Hey Brilliant Users!
So I am fairly inexperienced in dealing with tensors (aside from the usual scalars, vectors and linear maps) and am trying to understand the nature of these "objects" a little better. My understanding is as follows, and I'm really not sure if I'm interpreting this correctly so please correct me if I'm wrong:
A 0 order tensor is a scalar. A 1st order tensor is a vector. A second order tensor, by my reasoning, must always be representable as a matrix when one chooses to find such a representation, since every element requires two indices to specify. Now, if we continue this pattern, I reason that a 3rd order tensor must be some kind of geometric object. I imagine this object as a "cube" in which each face is a matrix. This is purely speculation, as I have no proof to back that last claim up but it seems to follow.

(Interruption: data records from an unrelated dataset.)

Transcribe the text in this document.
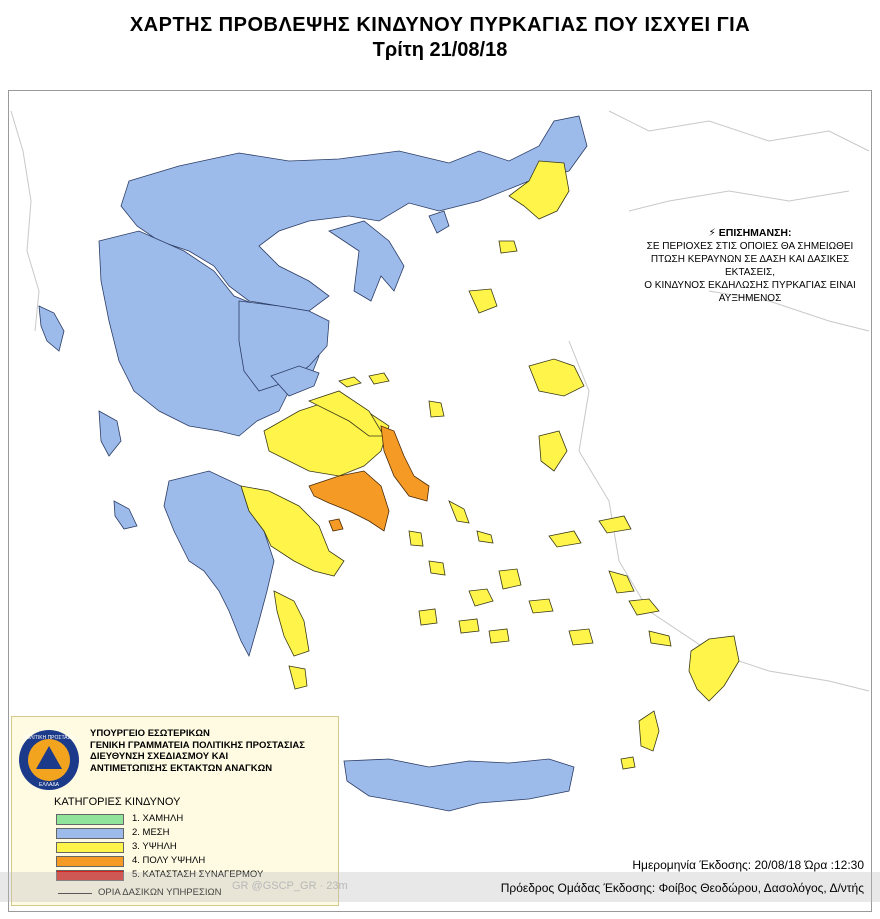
ΧΑΡΤΗΣ ΠΡΟΒΛΕΨΗΣ ΚΙΝΔΥΝΟΥ ΠΥΡΚΑΓΙΑΣ ΠΟΥ ΙΣΧΥΕΙ ΓΙΑ
Τρίτη 21/08/18
⚡ ΕΠΙΣΗΜΑΝΣΗ:
ΣΕ ΠΕΡΙΟΧΕΣ ΣΤΙΣ ΟΠΟΙΕΣ ΘΑ ΣΗΜΕΙΩΘΕΙ
ΠΤΩΣΗ ΚΕΡΑΥΝΩΝ ΣΕ ΔΑΣΗ ΚΑΙ ΔΑΣΙΚΕΣ ΕΚΤΑΣΕΙΣ,
Ο ΚΙΝΔΥΝΟΣ ΕΚΔΗΛΩΣΗΣ ΠΥΡΚΑΓΙΑΣ ΕΙΝΑΙ ΑΥΞΗΜΕΝΟΣ
ΠΟΛΙΤΙΚΗ ΠΡΟΣΤΑΣΙΑ
ΕΛΛΑΔΑ
ΥΠΟΥΡΓΕΙΟ ΕΣΩΤΕΡΙΚΩΝ
ΓΕΝΙΚΗ ΓΡΑΜΜΑΤΕΙΑ ΠΟΛΙΤΙΚΗΣ ΠΡΟΣΤΑΣΙΑΣ
ΔΙΕΥΘΥΝΣΗ ΣΧΕΔΙΑΣΜΟΥ ΚΑΙ
ΑΝΤΙΜΕΤΩΠΙΣΗΣ ΕΚΤΑΚΤΩΝ ΑΝΑΓΚΩΝ
ΚΑΤΗΓΟΡΙΕΣ ΚΙΝΔΥΝΟΥ
1. ΧΑΜΗΛΗ
2. ΜΕΣΗ
3. ΥΨΗΛΗ
4. ΠΟΛΥ ΥΨΗΛΗ
5. ΚΑΤΑΣΤΑΣΗ ΣΥΝΑΓΕΡΜΟΥ
ΟΡΙΑ ΔΑΣΙΚΩΝ ΥΠΗΡΕΣΙΩΝ
GR @GSCP_GR · 23m
Ημερομηνία Έκδοσης: 20/08/18 Ώρα :12:30
Πρόεδρος Ομάδας Έκδοσης: Φοίβος Θεοδώρου, Δασολόγος, Δ/ντής
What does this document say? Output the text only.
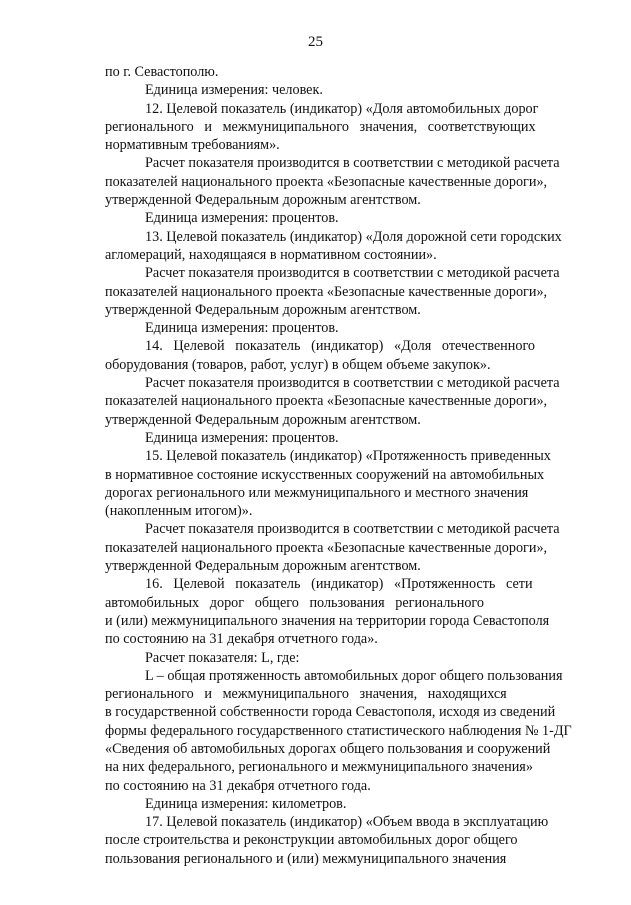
25
по г. Севастополю.
Единица измерения: человек.
12. Целевой показатель (индикатор) «Доля автомобильных дорог
регионального   и   межмуниципального   значения,   соответствующих
нормативным требованиям».
Расчет показателя производится в соответствии с методикой расчета
показателей национального проекта «Безопасные качественные дороги»,
утвержденной Федеральным дорожным агентством.
Единица измерения: процентов.
13. Целевой показатель (индикатор) «Доля дорожной сети городских
агломераций, находящаяся в нормативном состоянии».
Расчет показателя производится в соответствии с методикой расчета
показателей национального проекта «Безопасные качественные дороги»,
утвержденной Федеральным дорожным агентством.
Единица измерения: процентов.
14.   Целевой   показатель   (индикатор)   «Доля   отечественного
оборудования (товаров, работ, услуг) в общем объеме закупок».
Расчет показателя производится в соответствии с методикой расчета
показателей национального проекта «Безопасные качественные дороги»,
утвержденной Федеральным дорожным агентством.
Единица измерения: процентов.
15. Целевой показатель (индикатор) «Протяженность приведенных
в нормативное состояние искусственных сооружений на автомобильных
дорогах регионального или межмуниципального и местного значения
(накопленным итогом)».
Расчет показателя производится в соответствии с методикой расчета
показателей национального проекта «Безопасные качественные дороги»,
утвержденной Федеральным дорожным агентством.
16.   Целевой   показатель   (индикатор)   «Протяженность   сети
автомобильных   дорог   общего   пользования   регионального
и (или) межмуниципального значения на территории города Севастополя
по состоянию на 31 декабря отчетного года».
Расчет показателя: L, где:
L – общая протяженность автомобильных дорог общего пользования
регионального   и   межмуниципального   значения,   находящихся
в государственной собственности города Севастополя, исходя из сведений
формы федерального государственного статистического наблюдения № 1-ДГ
«Сведения об автомобильных дорогах общего пользования и сооружений
на них федерального, регионального и межмуниципального значения»
по состоянию на 31 декабря отчетного года.
Единица измерения: километров.
17. Целевой показатель (индикатор) «Объем ввода в эксплуатацию
после строительства и реконструкции автомобильных дорог общего
пользования регионального и (или) межмуниципального значения
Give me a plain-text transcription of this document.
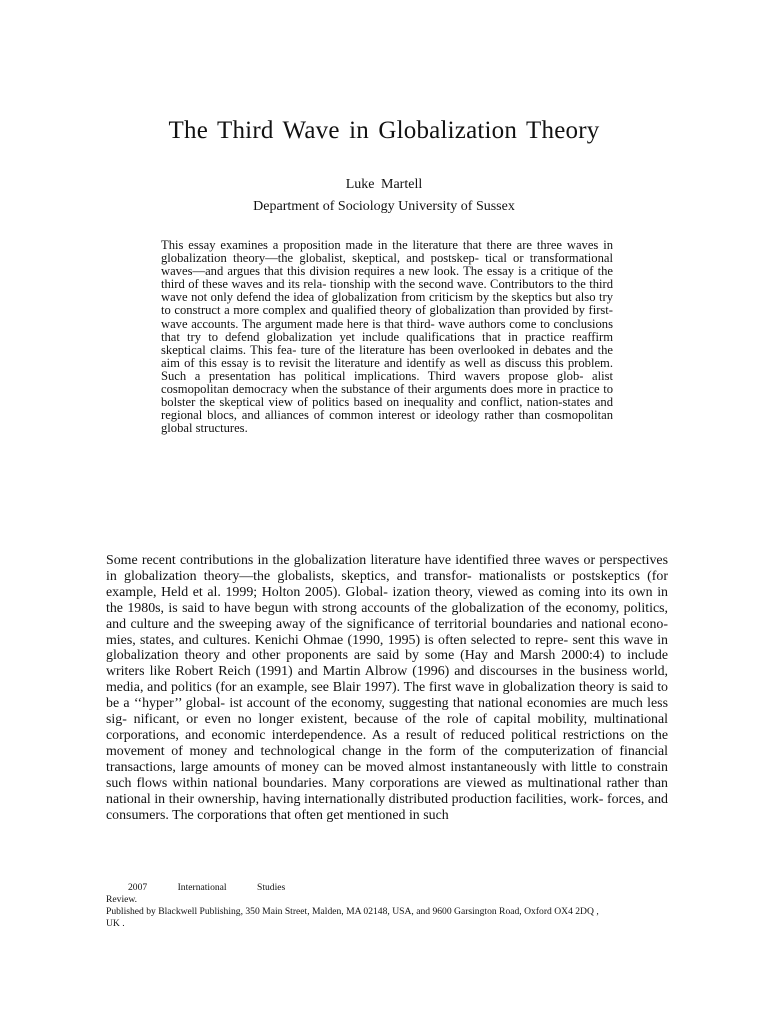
The Third Wave in Globalization Theory
Luke Martell
Department of Sociology University of Sussex
This essay examines a proposition made in the literature that there are three waves in globalization theory—the globalist, skeptical, and postskep- tical or transformational waves—and argues that this division requires a new look. The essay is a critique of the third of these waves and its rela- tionship with the second wave. Contributors to the third wave not only defend the idea of globalization from criticism by the skeptics but also try to construct a more complex and qualified theory of globalization than provided by first-wave accounts. The argument made here is that third- wave authors come to conclusions that try to defend globalization yet include qualifications that in practice reaffirm skeptical claims. This fea- ture of the literature has been overlooked in debates and the aim of this essay is to revisit the literature and identify as well as discuss this problem. Such a presentation has political implications. Third wavers propose glob- alist cosmopolitan democracy when the substance of their arguments does more in practice to bolster the skeptical view of politics based on inequality and conflict, nation-states and regional blocs, and alliances of common interest or ideology rather than cosmopolitan global structures.
Some recent contributions in the globalization literature have identified three waves or perspectives in globalization theory—the globalists, skeptics, and transfor- mationalists or postskeptics (for example, Held et al. 1999; Holton 2005). Global- ization theory, viewed as coming into its own in the 1980s, is said to have begun with strong accounts of the globalization of the economy, politics, and culture and the sweeping away of the significance of territorial boundaries and national econo- mies, states, and cultures. Kenichi Ohmae (1990, 1995) is often selected to repre- sent this wave in globalization theory and other proponents are said by some (Hay and Marsh 2000:4) to include writers like Robert Reich (1991) and Martin Albrow (1996) and discourses in the business world, media, and politics (for an example, see Blair 1997). The first wave in globalization theory is said to be a ‘‘hyper’’ global- ist account of the economy, suggesting that national economies are much less sig- nificant, or even no longer existent, because of the role of capital mobility, multinational corporations, and economic interdependence. As a result of reduced political restrictions on the movement of money and technological change in the form of the computerization of financial transactions, large amounts of money can be moved almost instantaneously with little to constrain such flows within national boundaries. Many corporations are viewed as multinational rather than national in their ownership, having internationally distributed production facilities, work- forces, and consumers. The corporations that often get mentioned in such
2007 International Studies
Review.
Published by Blackwell Publishing, 350 Main Street, Malden, MA 02148, USA, and 9600 Garsington Road, Oxford OX4 2DQ ,
UK .
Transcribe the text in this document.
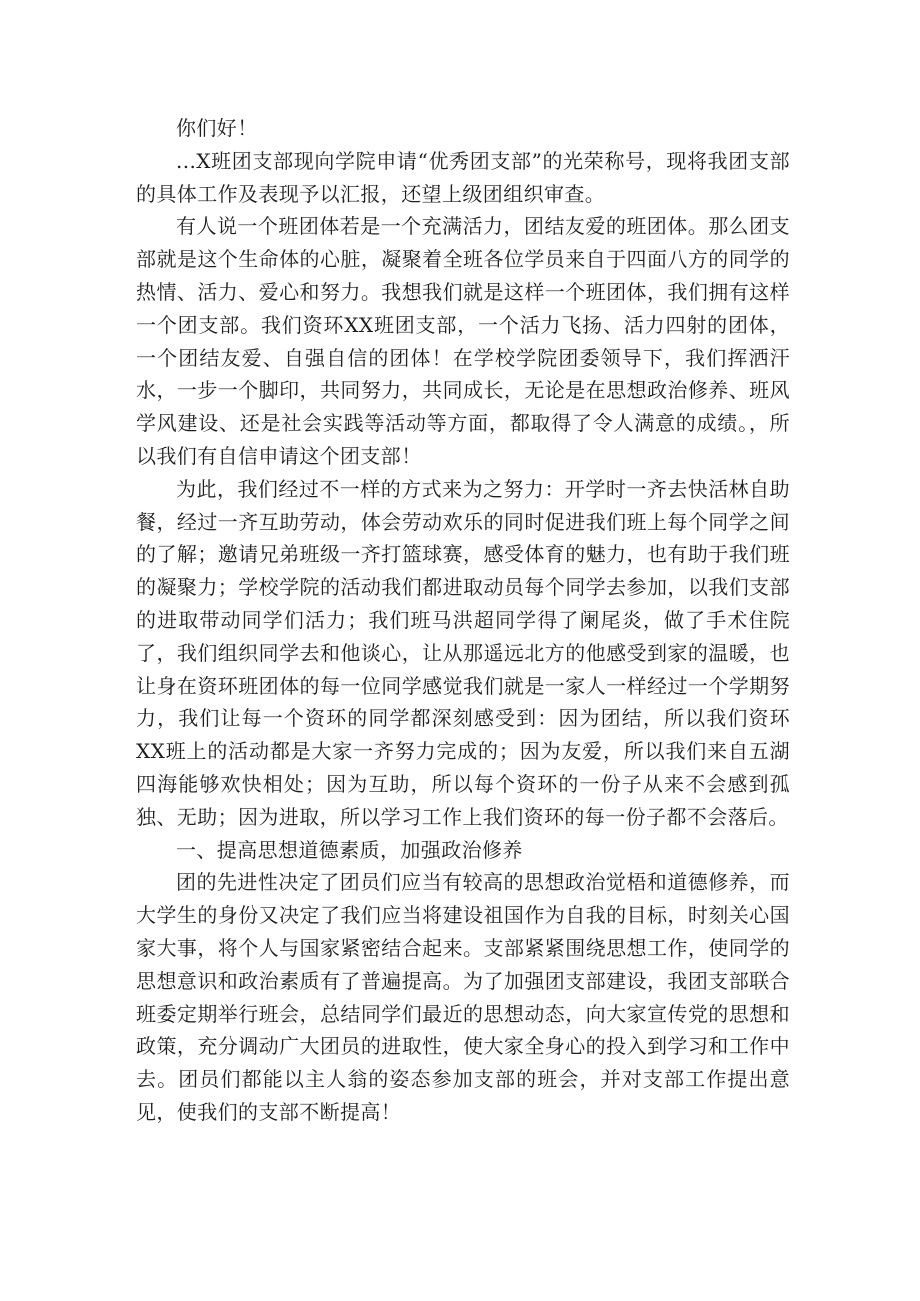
你们好！

...X班团支部现向学院申请“优秀团支部”的光荣称号，现将我团支部的具体工作及表现予以汇报，还望上级团组织审查。

有人说一个班团体若是一个充满活力，团结友爱的班团体。那么团支部就是这个生命体的心脏，凝聚着全班各位学员来自于四面八方的同学的热情、活力、爱心和努力。我想我们就是这样一个班团体，我们拥有这样一个团支部。我们资环XX班团支部，一个活力飞扬、活力四射的团体，一个团结友爱、自强自信的团体！在学校学院团委领导下，我们挥洒汗水，一步一个脚印，共同努力，共同成长，无论是在思想政治修养、班风学风建设、还是社会实践等活动等方面，都取得了令人满意的成绩。，所以我们有自信申请这个团支部！

为此，我们经过不一样的方式来为之努力：开学时一齐去快活林自助餐，经过一齐互助劳动，体会劳动欢乐的同时促进我们班上每个同学之间的了解；邀请兄弟班级一齐打篮球赛，感受体育的魅力，也有助于我们班的凝聚力；学校学院的活动我们都进取动员每个同学去参加，以我们支部的进取带动同学们活力；我们班马洪超同学得了阑尾炎，做了手术住院了，我们组织同学去和他谈心，让从那遥远北方的他感受到家的温暖，也让身在资环班团体的每一位同学感觉我们就是一家人一样经过一个学期努力，我们让每一个资环的同学都深刻感受到：因为团结，所以我们资环XX班上的活动都是大家一齐努力完成的；因为友爱，所以我们来自五湖四海能够欢快相处；因为互助，所以每个资环的一份子从来不会感到孤独、无助；因为进取，所以学习工作上我们资环的每一份子都不会落后。

一、提高思想道德素质，加强政治修养

团的先进性决定了团员们应当有较高的思想政治觉梧和道德修养，而大学生的身份又决定了我们应当将建设祖国作为自我的目标，时刻关心国家大事，将个人与国家紧密结合起来。支部紧紧围绕思想工作，使同学的思想意识和政治素质有了普遍提高。为了加强团支部建设，我团支部联合班委定期举行班会，总结同学们最近的思想动态，向大家宣传党的思想和政策，充分调动广大团员的进取性，使大家全身心的投入到学习和工作中去。团员们都能以主人翁的姿态参加支部的班会，并对支部工作提出意见，使我们的支部不断提高！
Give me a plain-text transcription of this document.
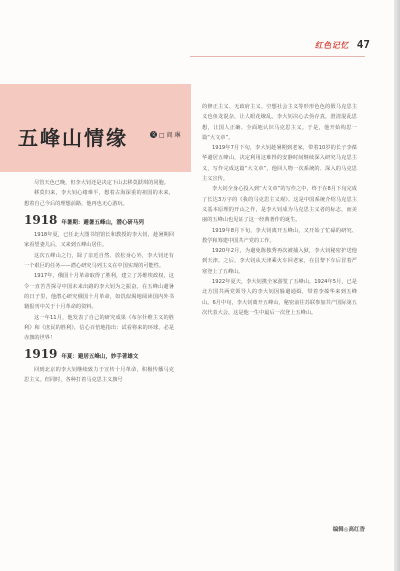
红色记忆 47
五峰山情缘	文 □ 阎 琳

尽管天色已晚，但李大钊还是决定下山去移莫跃琪的同胞。

移莫归来，李大钊心绪难平，想着古海深重的祖国的未来，想着自己今后的理想前路，他再也无心游玩。

1918 年暑期：避暑五峰山，潜心研马列

1918年夏，已任北大图书馆馆长和教授的李大钊，趁暑期回家看望妻儿后，又来到五峰山居住。

这次五峰山之行，除了亲近自然、放松身心外，李大钊还有一个艰巨的任务——潜心研究马列主义在中国实现的可能性。

1917年，俄国十月革命取得了胜利，建立了苏维埃政权，这令一直苦苦探寻中国未来出路的李大钊为之振奋。在五峰山避暑的日子里，他潜心研究俄国十月革命，如饥似渴地阅读国内外书籍报刊中关于十月革命的资料。

这一年11月，他发表了自己的研究成果《布尔什维主义的胜利》和《庶民的胜利》，信心百倍地指出：试看将来的环球，必是赤旗的世界！

1919 年夏：避居五峰山，妙手著雄文

回到北京的李大钊继续致力于宣传十月革命，积极传播马克思主义。但同时，各种打着马克思主义旗号

的修正主义、无政府主义、空想社会主义等形形色色的假马克思主义也鱼龙混杂，让人眼花缭乱。李大钊决心去伪存真，澄清混乱思想，让国人正确、全面地认识马克思主义。于是，他开始构思一篇“大文章”。

1919年7月下旬，李大钊趁暑期到老家，带着10岁的长子李葆华避居五峰山，决定利用这难得的安静时间继续深入研究马克思主义，写作完成这篇“大文章”，他回人物一次系统的、深入的马克思主义宣传。

李大钊全身心投入到“大文章”的写作之中，终于在8月下旬完成了长达3万字的《我的马克思主义观》。这是中国系统介绍马克思主义基本原理的开山之作，是李大钊成为马克思主义者的标志，而美丽的五峰山也见证了这一经典著作的诞生。

1919年8月下旬，李大钊离开五峰山，又开始了忙碌的研究、教学和筹建中国共产党的工作。

1920年2月，为避免陈独秀再次被捕入狱，李大钊秘密护送他到天津。之后，李大钊从天津乘火车回老家，在昌黎下车后冒着严寒登上了五峰山。

1922年夏天，李大钊携全家游览了五峰山。1924年5月，已是北方国共两党领导人的李大钊因躲避通缉，带着李葆华来到五峰山。6月中旬，李大钊离开五峰山，秘密前往苏联参加共产国际第五次代表大会。这是他一生中最后一次登上五峰山。

编辑◎高红香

As many of you have read in my previous post, I am currently reading Spivak's "Calc on Manifolds" and have recently begun chapter 4, in which I have been formally introduced to tensors for the first time in their full generality. I take back everything I said about the book not being hard, I'll be the first to admit I'm having quite a bit of trouble intuitively understanding what the author is establishing concerning tensors. Any feedback whatsoever is, as usual, greatly appreciated.
I also want to take a brief moment to thank the Brilliant.org community. I've actually learned more from the users on here in the relatively brief time I've been a member of the site than I have from any teacher in any formal class. Great stuff guys!